Esta exposición, que se puede visitar hasta el próximo día 31 de enero, está organizada por el Ayuntamiento de Valladolid e invita a un "ameno" recorrido por los juguetes de la colección Quiroga-Monte, "uno de los mejores y más completos patrimonios privados sobre el juguete, la muñeca y la cultura infantil de ámbito español", según un comunicado del Consistorio vallisoletano recogido por Europa Press.

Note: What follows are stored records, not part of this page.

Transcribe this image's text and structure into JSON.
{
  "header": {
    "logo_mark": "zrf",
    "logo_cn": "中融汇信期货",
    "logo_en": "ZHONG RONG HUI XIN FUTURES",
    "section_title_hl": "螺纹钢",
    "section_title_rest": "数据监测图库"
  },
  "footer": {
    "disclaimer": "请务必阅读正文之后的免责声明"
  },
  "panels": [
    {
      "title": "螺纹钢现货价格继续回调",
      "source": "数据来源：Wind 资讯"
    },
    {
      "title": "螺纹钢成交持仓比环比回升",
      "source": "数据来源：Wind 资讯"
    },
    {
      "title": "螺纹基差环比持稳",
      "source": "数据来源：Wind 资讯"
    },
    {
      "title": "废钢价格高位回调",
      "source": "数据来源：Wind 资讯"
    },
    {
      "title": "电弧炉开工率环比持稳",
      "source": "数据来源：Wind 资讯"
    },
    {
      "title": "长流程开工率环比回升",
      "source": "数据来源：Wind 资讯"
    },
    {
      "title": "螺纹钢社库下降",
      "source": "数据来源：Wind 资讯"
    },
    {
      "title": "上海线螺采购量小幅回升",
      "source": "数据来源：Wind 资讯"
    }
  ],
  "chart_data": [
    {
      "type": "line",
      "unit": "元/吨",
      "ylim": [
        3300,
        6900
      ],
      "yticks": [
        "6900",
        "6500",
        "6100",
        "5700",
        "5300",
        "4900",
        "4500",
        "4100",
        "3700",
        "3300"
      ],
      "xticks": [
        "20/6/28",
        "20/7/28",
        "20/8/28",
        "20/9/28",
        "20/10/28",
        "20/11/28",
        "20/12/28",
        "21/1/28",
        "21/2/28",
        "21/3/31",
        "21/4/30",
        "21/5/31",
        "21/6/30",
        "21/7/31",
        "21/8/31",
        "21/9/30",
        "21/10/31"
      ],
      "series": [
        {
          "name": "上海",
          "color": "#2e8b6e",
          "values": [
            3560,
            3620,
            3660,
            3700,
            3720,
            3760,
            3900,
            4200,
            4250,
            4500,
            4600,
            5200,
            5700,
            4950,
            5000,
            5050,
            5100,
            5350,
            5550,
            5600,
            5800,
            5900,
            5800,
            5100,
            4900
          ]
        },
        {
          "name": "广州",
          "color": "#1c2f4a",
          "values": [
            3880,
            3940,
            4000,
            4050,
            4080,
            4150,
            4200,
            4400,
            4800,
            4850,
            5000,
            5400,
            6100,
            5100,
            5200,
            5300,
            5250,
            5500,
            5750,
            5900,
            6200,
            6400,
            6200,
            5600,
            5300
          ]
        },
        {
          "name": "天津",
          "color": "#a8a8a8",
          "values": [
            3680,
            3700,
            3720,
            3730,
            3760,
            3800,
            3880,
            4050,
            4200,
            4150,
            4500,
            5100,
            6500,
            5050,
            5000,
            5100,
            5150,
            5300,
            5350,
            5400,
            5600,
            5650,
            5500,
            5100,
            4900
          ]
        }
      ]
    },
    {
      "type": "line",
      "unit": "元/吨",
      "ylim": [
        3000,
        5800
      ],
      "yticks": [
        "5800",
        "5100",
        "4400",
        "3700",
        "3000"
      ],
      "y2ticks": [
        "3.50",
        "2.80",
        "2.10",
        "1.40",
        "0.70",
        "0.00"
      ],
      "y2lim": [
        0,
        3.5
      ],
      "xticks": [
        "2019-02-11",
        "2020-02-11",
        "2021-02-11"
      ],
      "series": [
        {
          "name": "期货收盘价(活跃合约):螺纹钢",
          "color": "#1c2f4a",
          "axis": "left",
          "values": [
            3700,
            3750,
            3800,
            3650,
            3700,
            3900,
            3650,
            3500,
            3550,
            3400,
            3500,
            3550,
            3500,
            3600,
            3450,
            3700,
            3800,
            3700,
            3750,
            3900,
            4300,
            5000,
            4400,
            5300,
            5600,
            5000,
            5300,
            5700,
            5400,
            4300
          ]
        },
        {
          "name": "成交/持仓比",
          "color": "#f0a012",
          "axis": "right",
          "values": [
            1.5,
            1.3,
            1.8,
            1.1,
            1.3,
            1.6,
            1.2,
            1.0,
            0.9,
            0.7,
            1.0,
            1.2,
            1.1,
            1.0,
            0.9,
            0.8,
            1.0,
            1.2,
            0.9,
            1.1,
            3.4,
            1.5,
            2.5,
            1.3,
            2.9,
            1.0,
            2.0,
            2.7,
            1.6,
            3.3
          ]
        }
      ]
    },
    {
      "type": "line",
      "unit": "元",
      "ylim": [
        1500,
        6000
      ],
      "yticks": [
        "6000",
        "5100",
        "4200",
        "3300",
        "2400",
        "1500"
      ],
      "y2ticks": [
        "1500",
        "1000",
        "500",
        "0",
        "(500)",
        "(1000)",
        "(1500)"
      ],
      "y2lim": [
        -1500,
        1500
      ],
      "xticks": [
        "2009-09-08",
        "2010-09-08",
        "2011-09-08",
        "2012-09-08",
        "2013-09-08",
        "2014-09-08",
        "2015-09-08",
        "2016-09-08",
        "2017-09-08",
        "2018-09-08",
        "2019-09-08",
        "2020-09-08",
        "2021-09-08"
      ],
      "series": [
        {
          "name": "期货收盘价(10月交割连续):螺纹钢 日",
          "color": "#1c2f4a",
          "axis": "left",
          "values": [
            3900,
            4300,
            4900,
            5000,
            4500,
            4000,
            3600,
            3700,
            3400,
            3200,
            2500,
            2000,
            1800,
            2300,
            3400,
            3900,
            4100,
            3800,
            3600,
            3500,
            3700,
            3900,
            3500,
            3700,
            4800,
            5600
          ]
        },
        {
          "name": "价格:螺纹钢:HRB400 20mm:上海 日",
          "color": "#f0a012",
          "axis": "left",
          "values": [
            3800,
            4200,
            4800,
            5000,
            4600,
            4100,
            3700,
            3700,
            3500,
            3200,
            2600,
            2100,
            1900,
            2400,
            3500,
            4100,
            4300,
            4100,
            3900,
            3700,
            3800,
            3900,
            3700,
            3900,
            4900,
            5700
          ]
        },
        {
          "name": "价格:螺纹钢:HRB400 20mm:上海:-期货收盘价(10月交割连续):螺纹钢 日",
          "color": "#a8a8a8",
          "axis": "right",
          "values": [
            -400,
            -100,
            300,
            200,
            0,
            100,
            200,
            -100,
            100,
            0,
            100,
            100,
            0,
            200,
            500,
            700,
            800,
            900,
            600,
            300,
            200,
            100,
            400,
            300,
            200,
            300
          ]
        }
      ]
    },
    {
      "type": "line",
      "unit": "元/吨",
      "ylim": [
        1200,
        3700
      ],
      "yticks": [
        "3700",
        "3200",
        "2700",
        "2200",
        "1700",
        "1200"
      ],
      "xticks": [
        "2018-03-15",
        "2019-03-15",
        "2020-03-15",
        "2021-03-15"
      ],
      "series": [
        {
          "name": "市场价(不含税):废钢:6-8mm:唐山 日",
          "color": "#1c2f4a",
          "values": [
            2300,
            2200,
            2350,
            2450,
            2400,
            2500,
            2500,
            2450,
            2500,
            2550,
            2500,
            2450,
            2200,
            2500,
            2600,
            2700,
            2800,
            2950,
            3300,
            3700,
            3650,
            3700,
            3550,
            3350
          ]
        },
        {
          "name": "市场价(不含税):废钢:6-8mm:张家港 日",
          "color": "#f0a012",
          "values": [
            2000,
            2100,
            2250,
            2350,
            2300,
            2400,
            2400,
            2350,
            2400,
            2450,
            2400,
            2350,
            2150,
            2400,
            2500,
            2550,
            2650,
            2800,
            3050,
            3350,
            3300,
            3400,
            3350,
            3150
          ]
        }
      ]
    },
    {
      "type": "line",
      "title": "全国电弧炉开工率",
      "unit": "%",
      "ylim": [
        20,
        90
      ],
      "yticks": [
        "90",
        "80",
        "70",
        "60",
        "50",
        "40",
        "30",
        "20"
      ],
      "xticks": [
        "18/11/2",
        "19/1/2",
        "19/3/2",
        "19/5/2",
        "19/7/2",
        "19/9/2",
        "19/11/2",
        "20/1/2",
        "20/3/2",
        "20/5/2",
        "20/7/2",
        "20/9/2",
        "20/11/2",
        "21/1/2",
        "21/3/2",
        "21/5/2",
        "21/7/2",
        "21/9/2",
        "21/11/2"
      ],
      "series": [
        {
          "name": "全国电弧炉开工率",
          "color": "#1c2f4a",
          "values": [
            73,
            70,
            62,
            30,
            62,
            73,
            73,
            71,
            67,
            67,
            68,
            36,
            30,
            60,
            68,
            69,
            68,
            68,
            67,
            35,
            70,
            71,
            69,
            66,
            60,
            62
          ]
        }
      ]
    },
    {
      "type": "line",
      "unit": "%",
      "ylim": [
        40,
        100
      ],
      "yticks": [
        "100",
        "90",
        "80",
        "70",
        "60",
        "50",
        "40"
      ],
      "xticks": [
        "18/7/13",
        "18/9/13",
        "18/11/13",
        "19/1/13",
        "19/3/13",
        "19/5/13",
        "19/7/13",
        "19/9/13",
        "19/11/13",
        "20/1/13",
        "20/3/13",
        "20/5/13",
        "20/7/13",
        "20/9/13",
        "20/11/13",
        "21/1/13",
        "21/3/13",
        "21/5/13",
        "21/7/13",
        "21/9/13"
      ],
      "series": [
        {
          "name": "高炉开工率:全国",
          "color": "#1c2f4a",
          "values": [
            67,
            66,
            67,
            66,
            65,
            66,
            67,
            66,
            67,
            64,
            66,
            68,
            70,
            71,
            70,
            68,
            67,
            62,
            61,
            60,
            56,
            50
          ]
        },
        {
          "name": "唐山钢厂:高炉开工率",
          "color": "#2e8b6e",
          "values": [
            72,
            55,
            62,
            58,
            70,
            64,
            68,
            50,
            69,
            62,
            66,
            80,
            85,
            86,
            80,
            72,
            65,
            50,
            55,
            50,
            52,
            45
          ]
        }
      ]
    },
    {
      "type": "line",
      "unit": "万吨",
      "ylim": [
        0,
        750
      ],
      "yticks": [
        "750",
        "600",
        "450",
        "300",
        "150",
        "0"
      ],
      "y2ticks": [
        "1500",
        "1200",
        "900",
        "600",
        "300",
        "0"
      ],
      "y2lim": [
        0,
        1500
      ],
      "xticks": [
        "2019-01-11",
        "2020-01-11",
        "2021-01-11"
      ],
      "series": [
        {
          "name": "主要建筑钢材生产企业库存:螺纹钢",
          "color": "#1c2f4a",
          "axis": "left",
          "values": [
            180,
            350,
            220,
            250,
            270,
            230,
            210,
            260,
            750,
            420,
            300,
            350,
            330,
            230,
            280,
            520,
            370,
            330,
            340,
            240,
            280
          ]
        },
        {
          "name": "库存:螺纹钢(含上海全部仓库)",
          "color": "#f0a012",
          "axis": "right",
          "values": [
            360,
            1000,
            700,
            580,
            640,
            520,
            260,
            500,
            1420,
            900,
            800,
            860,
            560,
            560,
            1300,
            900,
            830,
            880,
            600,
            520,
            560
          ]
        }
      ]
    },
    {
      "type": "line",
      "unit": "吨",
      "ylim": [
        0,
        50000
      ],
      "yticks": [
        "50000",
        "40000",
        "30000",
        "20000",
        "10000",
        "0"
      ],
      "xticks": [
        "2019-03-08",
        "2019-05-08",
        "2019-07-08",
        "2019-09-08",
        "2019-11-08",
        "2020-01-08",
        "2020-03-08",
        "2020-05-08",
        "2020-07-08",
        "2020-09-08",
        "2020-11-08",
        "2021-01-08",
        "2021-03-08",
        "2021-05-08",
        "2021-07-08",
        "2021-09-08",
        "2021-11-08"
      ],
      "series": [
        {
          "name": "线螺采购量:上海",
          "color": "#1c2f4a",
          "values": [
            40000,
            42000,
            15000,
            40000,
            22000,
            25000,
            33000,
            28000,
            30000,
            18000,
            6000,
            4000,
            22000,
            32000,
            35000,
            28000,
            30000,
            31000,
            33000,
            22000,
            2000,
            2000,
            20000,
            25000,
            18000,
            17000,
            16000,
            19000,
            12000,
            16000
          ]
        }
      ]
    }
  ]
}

La colección abarca 125 años (1860-1985) y permite un "apasionado" recorrido por la historia de España a través de sus juegos y juguetes, si bien está compuesta por más de 1.000 piezas originales y catalogadas de fabricación española, con su tarjeta identificativa, integrada por, entre otros, juguetes, trenes, muñecas, juegos instructivos, álbumes, y cromos litografiados.
A través de la visita a esta muestra, que se presenta por primera vez en Valladolid, se podrán descubrir los diferentes materiales de los que están hechos, como hojalata y plástico, además de los procedimientos técnicos utilizados en la industria juguetera, así como la mayor parte de las tipologías y modalidades que salieron de sus talleres.
PRIMERA MARIQUITA PÉREZ
Entre los juguetes mostrados se encuentra un gran coche de hojalata, un tren eléctrico o una Mariquita Pérez, en convivencia con otros modelos más "modestos, pero no menos evocadores", como un camión de madera, un tren de cuerda o una muñeca pepona, tal y como aseguraron las mismas fuentes.
Los vallisoletanos pueden admirar un automóvil Bugatti del año 1930, en su primera versión fabricado por Payá Hermanos y considerado "el mejor juguete industrial de todos los tiempos", junto a un prototipo del Gordon Bennet de la fábrica alemana Günthermann, pasando por la primera Mariquita Pérez creada en el año 1940, así como un zoótropo de Borrás del año 1897, un tren de madera atribuido al genial Joaquín Torres-Garcia en 1918 o el Álbum de cromos publicado en 1900 por la casa Matías López.
Con esta exposición se pretende que el público se identifique con alguno de los juguetes que haya podido tener o compartir en su infancia y que perciba en él un reflejo de los aspectos económicos, estéticos, técnicos y culturales de la sociedad en la que nació.
El Ayuntamiento de Valladolid busca además que la muestra sea para los más pequeños un "sorprendente" descubrimiento del mundo infantil de sus mayores, si bien que para los adultos se convierta en una oportunidad "única" de "volver a ser los niños de ayer", desde la "ilusionada" visión de los hombres y mujeres en que se han convertido.